- Guard uploaded_keys append with !dry_run so the rollback list
never contains keys for objects that were never written.
- Prefer GITHUB_ACTOR over local OS username for manifest.uploaded_by;
manifest.json is CDN-fronted so leaking a developer's login is
unnecessary (falls back to 'local').
- Extend test_windows_has_no_stale_third_party to cover bun.exe/rg.exe
too, matching the macOS forbidden-set pattern.
* feat(build): swap podman server resources for Lima (WS3)
- Upload limactl (arm64 + x64) to R2 via new 'browseros upload lima' CLI.
- Rewrite scripts/build/config/server-prod-resources.json: 2 Lima entries,
12 podman-family entries removed.
- Update codesign metadata (server_binaries.py) to add limactl, drop podman
family. Sign modules need no edits (data-driven).
- Delete orphaned podman-{vfkit,krunkit} entitlement plists.
- Release-gating note in browseros-agent/CLAUDE.md: don't cut releases off
dev between this commit and WS6 landing (OpenClaw still invokes podman).
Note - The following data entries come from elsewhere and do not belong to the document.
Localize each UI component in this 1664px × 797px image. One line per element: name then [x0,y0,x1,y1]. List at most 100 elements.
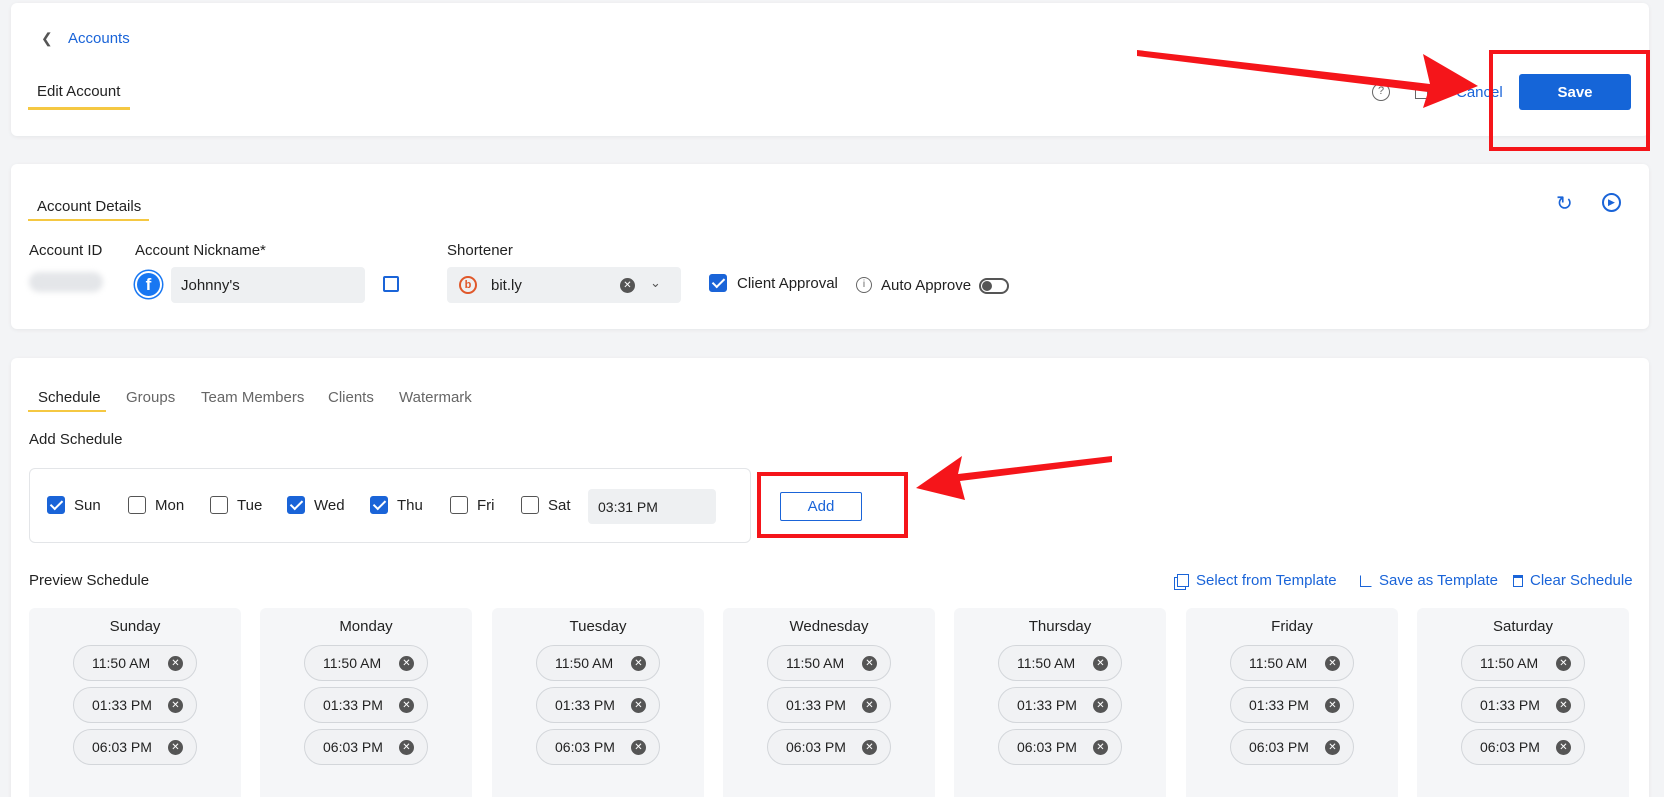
bitly-icon: b [459,276,477,294]
tab-clients[interactable]: Clients [328,389,374,406]
time-chip: 11:50 AM ✕ [1461,645,1585,681]
remove-time-icon[interactable]: ✕ [631,656,646,671]
remove-time-icon[interactable]: ✕ [862,698,877,713]
time-text: 06:03 PM [323,739,383,755]
time-chip: 11:50 AM ✕ [536,645,660,681]
preview-column-wednesday: Wednesday 11:50 AM ✕ 01:33 PM ✕ 06:03 PM ✕ [723,608,935,797]
clear-schedule-label: Clear Schedule [1530,572,1633,589]
day-label: Sun [74,496,101,514]
day-label: Wed [314,496,345,514]
info-icon[interactable]: i [856,277,872,293]
save-as-template-label: Save as Template [1379,572,1498,589]
remove-time-icon[interactable]: ✕ [1093,740,1108,755]
time-chip: 01:33 PM ✕ [998,687,1122,723]
play-circle-icon[interactable]: ▶ [1602,193,1621,212]
preview-column-thursday: Thursday 11:50 AM ✕ 01:33 PM ✕ 06:03 PM ✕ [954,608,1166,797]
tab-schedule[interactable]: Schedule [38,389,101,406]
day-label: Mon [155,496,185,514]
remove-time-icon[interactable]: ✕ [1556,740,1571,755]
account-id-label: Account ID [29,242,103,259]
external-link-icon[interactable] [383,276,399,292]
remove-time-icon[interactable]: ✕ [168,656,183,671]
remove-time-icon[interactable]: ✕ [862,740,877,755]
day-option-thu[interactable]: Thu [370,496,423,514]
remove-time-icon[interactable]: ✕ [168,740,183,755]
time-text: 01:33 PM [1017,697,1077,713]
time-chip: 06:03 PM ✕ [536,729,660,765]
auto-approve-toggle[interactable] [979,278,1009,294]
time-chip: 11:50 AM ✕ [304,645,428,681]
time-text: 11:50 AM [92,655,151,671]
remove-time-icon[interactable]: ✕ [1556,656,1571,671]
time-text: 11:50 AM [786,655,845,671]
tab-team-members[interactable]: Team Members [201,389,304,406]
select-from-template-button[interactable]: Select from Template [1177,572,1337,589]
client-approval-check-icon [709,274,727,292]
page-tab-underline [28,107,130,110]
account-nickname-input[interactable]: Johnny's [171,267,365,303]
schedule-time-input[interactable]: 03:31 PM [588,489,716,524]
time-chip: 01:33 PM ✕ [1461,687,1585,723]
time-text: 01:33 PM [1249,697,1309,713]
remove-time-icon[interactable]: ✕ [399,656,414,671]
day-option-tue[interactable]: Tue [210,496,262,514]
shortener-select[interactable]: b bit.ly ✕ ⌄ [447,267,681,303]
time-chip: 11:50 AM ✕ [767,645,891,681]
tab-groups[interactable]: Groups [126,389,175,406]
remove-time-icon[interactable]: ✕ [1556,698,1571,713]
time-text: 11:50 AM [1480,655,1539,671]
time-chip: 01:33 PM ✕ [1230,687,1354,723]
remove-time-icon[interactable]: ✕ [631,740,646,755]
auto-approve-label: Auto Approve [881,277,972,294]
remove-time-icon[interactable]: ✕ [1093,698,1108,713]
template-copy-icon [1177,574,1189,587]
save-as-template-button[interactable]: Save as Template [1360,572,1498,589]
time-chip: 06:03 PM ✕ [73,729,197,765]
refresh-icon[interactable]: ↻ [1556,191,1573,216]
tab-watermark[interactable]: Watermark [399,389,472,406]
toggle-knob [982,281,992,291]
remove-time-icon[interactable]: ✕ [1093,656,1108,671]
time-text: 11:50 AM [1017,655,1076,671]
preview-column-saturday: Saturday 11:50 AM ✕ 01:33 PM ✕ 06:03 PM ✕ [1417,608,1629,797]
day-label: Fri [477,496,495,514]
page-tab-edit-account[interactable]: Edit Account [37,83,120,100]
client-approval-checkbox[interactable]: Client Approval [709,274,838,292]
time-chip: 11:50 AM ✕ [73,645,197,681]
save-template-icon [1360,574,1372,587]
remove-time-icon[interactable]: ✕ [399,698,414,713]
remove-time-icon[interactable]: ✕ [168,698,183,713]
facebook-icon: f [135,271,162,298]
remove-time-icon[interactable]: ✕ [1325,698,1340,713]
help-icon[interactable]: ? [1372,83,1390,101]
day-option-sun[interactable]: Sun [47,496,101,514]
day-option-wed[interactable]: Wed [287,496,345,514]
select-from-template-label: Select from Template [1196,572,1337,589]
remove-time-icon[interactable]: ✕ [1325,656,1340,671]
breadcrumb-accounts-link[interactable]: Accounts [68,30,130,47]
back-chevron-icon[interactable]: ❮ [41,30,53,47]
clear-shortener-icon[interactable]: ✕ [620,278,635,293]
checkbox-icon [521,496,539,514]
checkbox-icon [47,496,65,514]
time-chip: 06:03 PM ✕ [1461,729,1585,765]
day-option-fri[interactable]: Fri [450,496,495,514]
clear-schedule-button[interactable]: Clear Schedule [1513,572,1633,589]
remove-time-icon[interactable]: ✕ [862,656,877,671]
time-chip: 11:50 AM ✕ [1230,645,1354,681]
chevron-down-icon[interactable]: ⌄ [650,275,661,291]
column-day-title: Friday [1271,618,1313,635]
time-text: 11:50 AM [323,655,382,671]
account-nickname-label: Account Nickname* [135,242,266,259]
time-chip: 01:33 PM ✕ [73,687,197,723]
time-text: 01:33 PM [323,697,383,713]
day-option-mon[interactable]: Mon [128,496,184,514]
remove-time-icon[interactable]: ✕ [1325,740,1340,755]
remove-time-icon[interactable]: ✕ [631,698,646,713]
account-details-card: Account Details ↻ ▶ Account ID Account N… [11,164,1649,329]
remove-time-icon[interactable]: ✕ [399,740,414,755]
trash-icon[interactable] [1415,84,1428,99]
day-label: Thu [397,496,423,514]
time-text: 06:03 PM [786,739,846,755]
day-option-sat[interactable]: Sat [521,496,571,514]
* fix: address review comments for 0422-ws3_lima_resources
- Tighten _find_limactl_member to match exactly .../bin/limactl via
Path.parts, avoiding incidental matches like 'xbin/limactl'.
- Fall back USER -> USERNAME -> 'unknown' for uploaded_by so Windows
shells don't all record 'unknown'.
- Comment the broad except in upload_lima to explain why rollback
must fire for any mid-loop failure.
* chore: drop bun + rg from Windows sign list
These executables are already absent from server-prod-resources.json (no
Windows entries shipped); keeping them in the sign list produces
"Binary not found" warnings on every Windows build.